The three nominees for the judgeship are attorneys Kristen Jane Clouse, Robert Vincent Jennings and Moriah Lloyd Tussey, all of Richmond. Each received their juris doctor from the University of Kentucky J. David Rosenberg College of Law.
Clouse serves as an assistant county prosecutor for the Madison County Attorney’s Office and as an assistant state prosecutor for the commonwealth’s attorney office for Estill, Lee and Owsley counties.
Jennings is a general practitioner in the law firm he founded in Richmond.
Tussey serves as an attorney with the Administrative Office of the Courts, the administrative arm of the state court system.
The judicial seat became vacant when Judge Cole Adams Maier was appointed as a Circuit Court judge for Clark and Madison counties effective May 31.
District Court judges handle juvenile matters, city and county ordinances, misdemeanors, violations, traffic offenses, probate of wills, arraignments, felony probable cause hearings, small claims involving $2,500 or less, civil cases involving $5,000 or less, voluntary and involuntary mental commitments and cases relating to domestic violence and abuse.
The Judicial Nominating Commission helps fill judicial vacancies by appointment when a vacancy occurs outside of the election cycle.
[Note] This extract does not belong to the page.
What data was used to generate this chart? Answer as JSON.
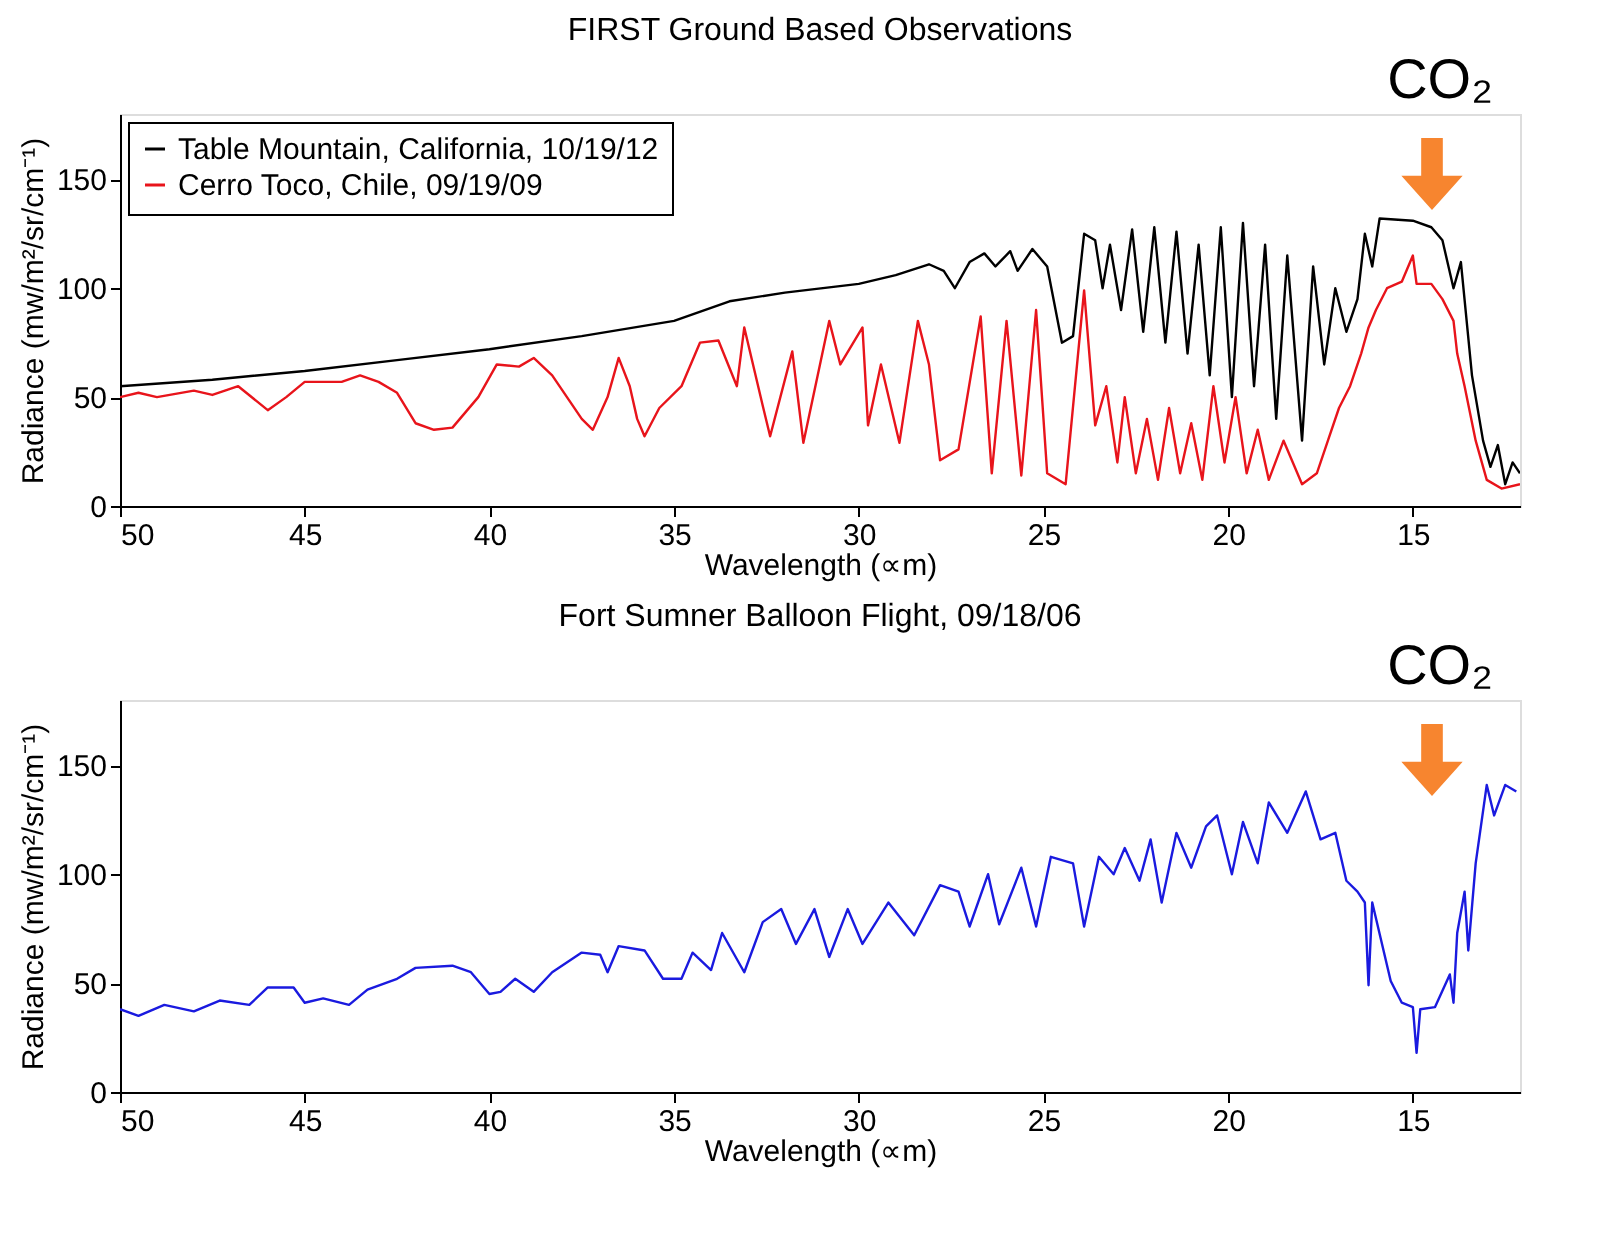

The Kentucky Constitution established the JNC. Ky. Const. § 118; SCR 6.000, et seq.
When a judicial vacancy occurs, the executive secretary of the JNC publishes a notice of vacancy in the judicial circuit or the judicial district affected. Attorneys may recommend someone or nominate themselves. The names of the applicants are not released. Once nominations occur, the individuals interested in the position return a questionnaire to the Office of the Chief Justice. Chief Justice Minton then meets with the Judicial Nominating Commission to choose three nominees. Because the Kentucky Constitution requires that three names be submitted to the governor, in some cases the commission submits an attorney’s name even though the attorney did not apply. A letter naming the three nominees is sent to the governor for review. The governor has 60 days to appoint a replacement and his office makes the announcement.
The commission has seven members. The membership is comprised of the chief justice of Kentucky (who also serves as chair), two lawyers elected by all the lawyers in their circuit/district and four Kentucky citizens who are appointed by the governor. The four citizens appointed by the governor must equally represent the two major political parties, so two must be Democrats and two must be Republicans. It is the responsibility of the commission to submit a list of three names to the governor and the governor must appoint a judge from this list of three.
Administrative Office of the Courts
The Administrative Office of the Courts in Frankfort is the operations arm for the state court system. The AOC supports the activities of nearly 3,400 court system employees and 406 elected justices, judges and circuit court clerks. As the fiscal agent for the state court system, the AOC executes the Judicial Branch budget.